I rented a trencher to do a project at my home. The place I got it has been around for about 50 years and rents mostly to professionals and tradesmen and the guy hooking me up appeared to be very competent and well experienced. Despite that, I watched him do the connection.

To make a long story short, after unloading the trencher I set out to pick up some bagged concrete. About a mile down the road, I felt a tug and then in my rearview mirror, saw the trailer careening across the oncoming lane, over a ditch and into a stand of pine trees.

The trailer was equipped with two 3/8" safety chains with hooks and a 1/4" chain to actuate the breakaway safety on the surge brakes. The hook on the end of the breakaway was pulled off yet the lever was still in the down position, not engaged. Apparently as the trailer bounced around the slip hooks came loose of the safety chains. After retrieving the trailer and reconnecting, I hooked the chains. Then I gave one a quick whip up and down and the hook popped right off. So much for safety chains.

Apparently the coupler's locking pawl had worn and it simply popped loose, releasing the coupler.

Here's what I learned-

I'll never connect safety chains with hooks. And in thinking about it, most of the places these chains hook onto aren't capable of holding a runaway trailer, so a chain is going around a main tube. I'm going to replace my hooks with screw-closure rings.

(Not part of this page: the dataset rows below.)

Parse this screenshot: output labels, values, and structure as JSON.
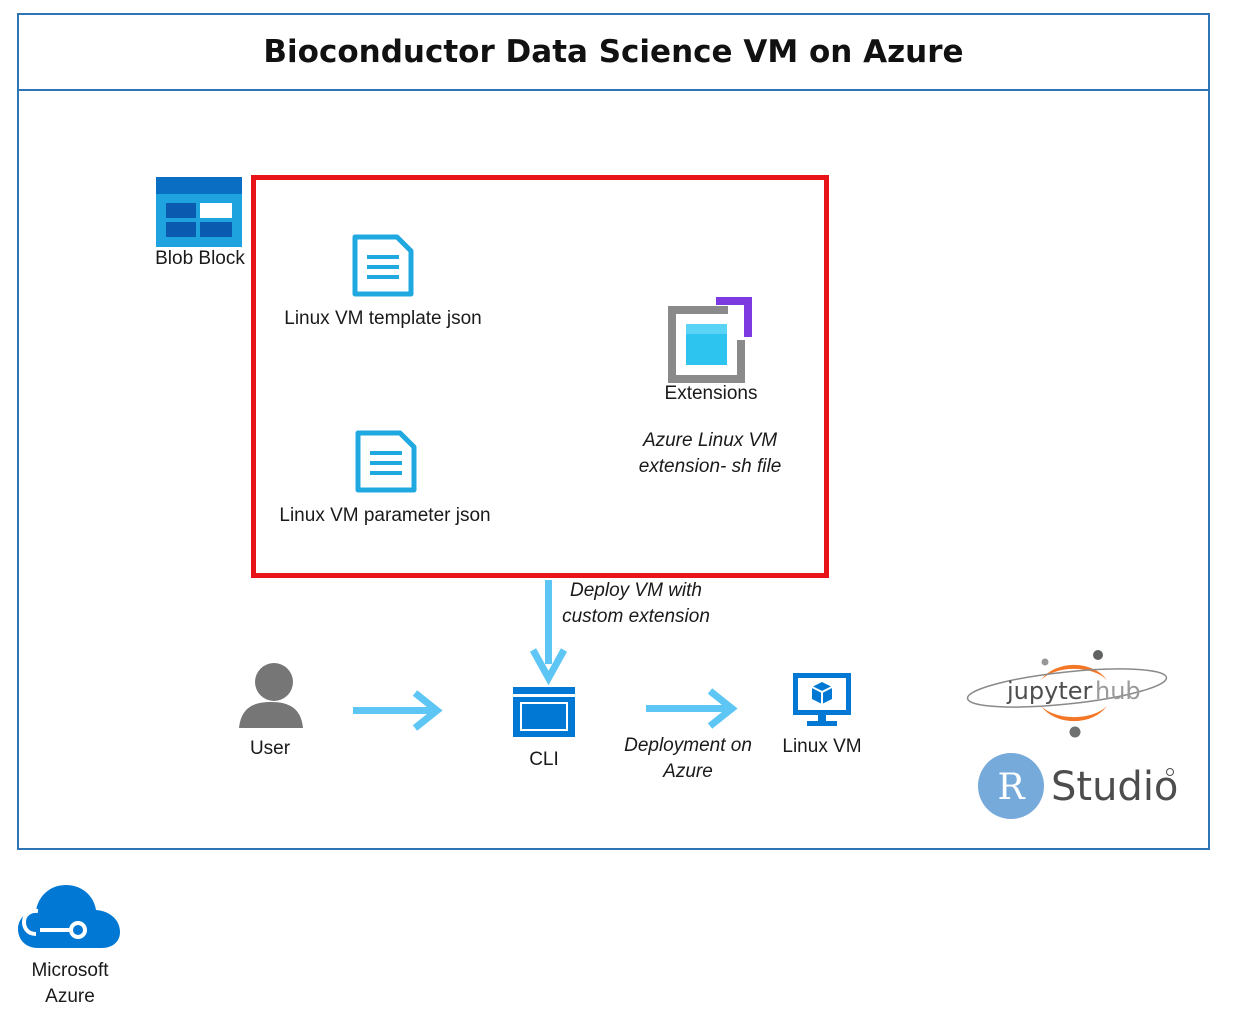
{
  "title": "Bioconductor Data Science VM on Azure",
  "blob_label": "Blob Block",
  "template_label": "Linux VM template json",
  "parameter_label": "Linux VM parameter json",
  "extensions_label": "Extensions",
  "extension_note_line1": "Azure Linux VM",
  "extension_note_line2": "extension- sh file",
  "deploy_note_line1": "Deploy VM with",
  "deploy_note_line2": "custom extension",
  "user_label": "User",
  "cli_label": "CLI",
  "deployment_note_line1": "Deployment on",
  "deployment_note_line2": "Azure",
  "linuxvm_label": "Linux VM",
  "jupyter_text": "jupyter",
  "jupyter_hub_text": "hub",
  "rstudio_letter": "R",
  "rstudio_text": "Studio",
  "azure_line1": "Microsoft",
  "azure_line2": "Azure",
  "colors": {
    "frame": "#2e75b6",
    "highlight_box": "#e8141a",
    "arrow": "#5ec6f4",
    "azure_blue": "#0078d4",
    "doc_icon": "#1fa9e0",
    "jupyter_orange": "#f37726",
    "rstudio_blue": "#75aadb"
  },
  "icons": [
    "blob-storage-icon",
    "document-icon",
    "extensions-icon",
    "user-icon",
    "cli-icon",
    "monitor-vm-icon",
    "jupyterhub-logo",
    "rstudio-logo",
    "azure-cloud-icon"
  ]
}
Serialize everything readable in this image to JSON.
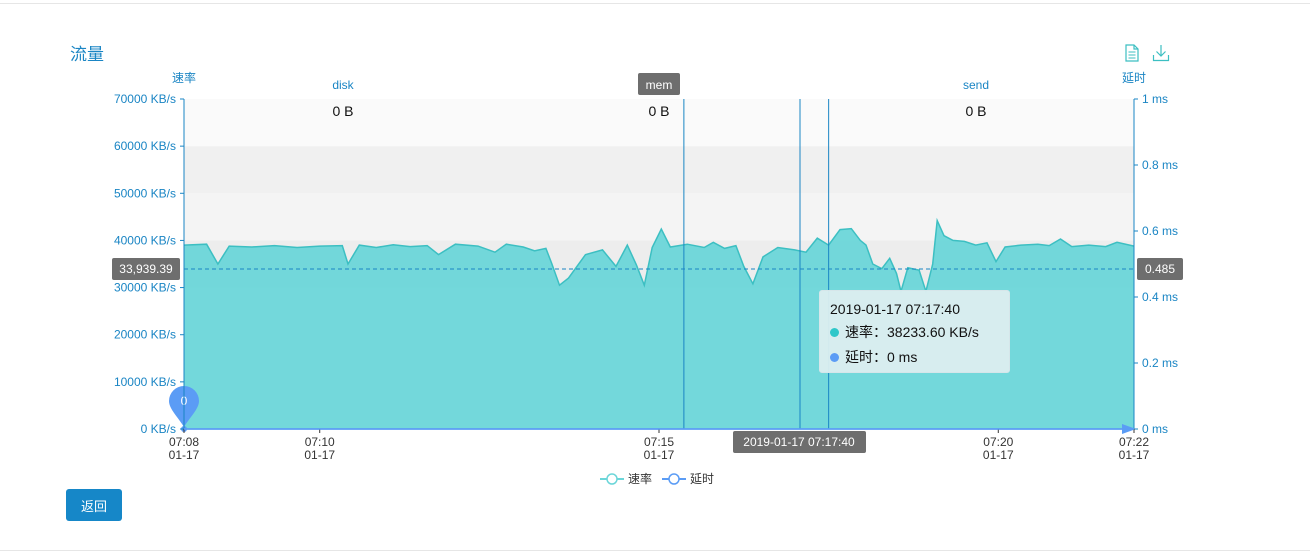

I will never, ever tow a trailer with surge brakes. After watching the actuator lever fail to move tells me it's a very flawed system. It seems that the pull was just at the wrong angle. Electric brakes wouldn't have allowed that to happen.

Standing on the side of the road, surveying the trailer stuck into the stand of pines across from a corn field made me wonder what would have happened had it popped loose less than a minute earlier when I turned off of a busy state route. It would have most certainly gone head-first into oncoming traffic. Thinking about a ten thousand pound boat in place of a small flatbed trailer makes me very hesitant to hook it up again.

If you trust your trailer's safety features, you should think again.